Related Work & Insights¶
- vs Ego-Exo4D: Ego-Exo4D covers only 8 domains with poor visual diversity (filmed in the same gym); VideoNet covers 37 domains with high diversity from web sources and \(30\times\) more training data.
- vs ActionAtlas: Similar in style but only focuses on sports (56 items), provides no training data, and is 1/5 the size of VideoNet. VideoNet generalizes across daily life, medicine, sports, and crafts.
- vs Kinetics/ActivityNet (Coarse-grained): Their labels are too coarse; foundation models have already hit 92%+. VideoNet embeds fine-grained motion into real application scenarios, widening the performance gap between models.
- vs ToMATo/TemporalBench (Fine-grained temporal): They ask about details like "object moving left/right" that users don't consult models for, testing only perception. VideoNet actions inherently contain fine-grained motion with real-world value and test compositional reasoning.
- Insights: ① The "k-way \(\rightarrow\) binary anomaly detection" crowdsourcing paradigm can be extended to fine-grained image/audio annotation; ② "Using a strong model's specific capability (localization) + weak signals for labeling" is a universal recipe for low-cost large-scale data creation; ③ Visual few-shot learning is a clear weakness in current VLMs, warranting specifically designed perception mechanisms.
Rating¶
- Novelty: ⭐⭐⭐⭐ The task "resurrects" an old one, but the two data pipelines and the few-shot diagnostics offer tangible methodological innovation.
- Experimental Thoroughness: ⭐⭐⭐⭐⭐ Extremely comprehensive coverage across closed/open models, MC/binary/few-shot protocols, vision/text ablations, human baselines, and training strategies.

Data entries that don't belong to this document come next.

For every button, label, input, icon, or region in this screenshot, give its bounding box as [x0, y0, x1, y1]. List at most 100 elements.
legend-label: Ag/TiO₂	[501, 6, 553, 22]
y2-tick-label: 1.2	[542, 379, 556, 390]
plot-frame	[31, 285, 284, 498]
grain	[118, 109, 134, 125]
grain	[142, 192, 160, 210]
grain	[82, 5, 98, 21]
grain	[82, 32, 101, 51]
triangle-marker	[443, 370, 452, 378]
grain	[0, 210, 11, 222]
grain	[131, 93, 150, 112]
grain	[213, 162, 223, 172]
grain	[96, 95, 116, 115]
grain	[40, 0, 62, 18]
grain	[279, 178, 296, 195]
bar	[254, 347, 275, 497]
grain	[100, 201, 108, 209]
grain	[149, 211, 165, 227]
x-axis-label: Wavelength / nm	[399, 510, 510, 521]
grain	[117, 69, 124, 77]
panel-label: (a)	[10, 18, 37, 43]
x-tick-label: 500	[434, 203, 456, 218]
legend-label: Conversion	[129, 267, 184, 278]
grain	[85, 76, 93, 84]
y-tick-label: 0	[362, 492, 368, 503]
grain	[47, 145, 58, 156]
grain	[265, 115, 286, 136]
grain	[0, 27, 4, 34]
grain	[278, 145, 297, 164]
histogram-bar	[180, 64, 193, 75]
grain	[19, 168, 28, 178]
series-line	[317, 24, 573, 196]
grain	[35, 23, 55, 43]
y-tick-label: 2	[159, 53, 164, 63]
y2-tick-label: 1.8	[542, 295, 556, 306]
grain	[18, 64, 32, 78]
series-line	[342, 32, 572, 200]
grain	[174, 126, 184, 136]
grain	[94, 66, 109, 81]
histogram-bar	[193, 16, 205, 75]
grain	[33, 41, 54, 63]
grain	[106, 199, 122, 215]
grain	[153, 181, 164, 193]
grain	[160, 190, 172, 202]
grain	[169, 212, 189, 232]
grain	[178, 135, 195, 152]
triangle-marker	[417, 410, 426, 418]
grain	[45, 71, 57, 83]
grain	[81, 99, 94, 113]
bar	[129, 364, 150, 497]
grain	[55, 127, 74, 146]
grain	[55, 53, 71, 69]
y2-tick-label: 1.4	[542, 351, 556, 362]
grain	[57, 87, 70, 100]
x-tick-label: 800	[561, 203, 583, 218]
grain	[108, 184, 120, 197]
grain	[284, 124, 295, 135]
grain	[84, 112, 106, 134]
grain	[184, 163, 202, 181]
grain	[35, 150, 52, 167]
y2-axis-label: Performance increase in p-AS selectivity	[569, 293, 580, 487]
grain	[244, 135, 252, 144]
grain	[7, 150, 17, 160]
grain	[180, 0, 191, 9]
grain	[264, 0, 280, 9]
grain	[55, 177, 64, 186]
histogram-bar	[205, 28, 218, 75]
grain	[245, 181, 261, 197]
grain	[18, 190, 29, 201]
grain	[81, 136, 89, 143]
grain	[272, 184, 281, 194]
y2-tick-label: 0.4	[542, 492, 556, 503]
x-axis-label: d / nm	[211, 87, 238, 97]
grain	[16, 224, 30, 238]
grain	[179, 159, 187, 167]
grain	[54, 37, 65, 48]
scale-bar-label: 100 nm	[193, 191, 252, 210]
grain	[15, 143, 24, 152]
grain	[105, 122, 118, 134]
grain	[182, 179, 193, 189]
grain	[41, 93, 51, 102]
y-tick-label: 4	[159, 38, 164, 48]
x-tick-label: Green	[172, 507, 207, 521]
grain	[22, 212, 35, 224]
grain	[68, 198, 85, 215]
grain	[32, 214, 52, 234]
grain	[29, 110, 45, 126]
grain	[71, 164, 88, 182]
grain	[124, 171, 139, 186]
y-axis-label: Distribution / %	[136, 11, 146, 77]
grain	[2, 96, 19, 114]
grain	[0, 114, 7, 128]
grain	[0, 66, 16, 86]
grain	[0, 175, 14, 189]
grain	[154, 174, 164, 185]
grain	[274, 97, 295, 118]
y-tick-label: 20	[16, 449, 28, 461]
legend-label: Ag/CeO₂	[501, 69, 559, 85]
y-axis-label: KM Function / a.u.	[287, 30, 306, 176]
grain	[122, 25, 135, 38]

- Writing Quality: ⭐⭐⭐⭐ Clear logic with a progressive narrative (MC \(\rightarrow\) Binary \(\rightarrow\) Few-shot \(\rightarrow\) Training).
- Value: ⭐⭐⭐⭐⭐ Provides an evaluable and trainable domain-specific action benchmark with nearly 500,000 training pairs, diagnosing the "VLM few-shot" weakness as high-value infrastructure for the video VLM community.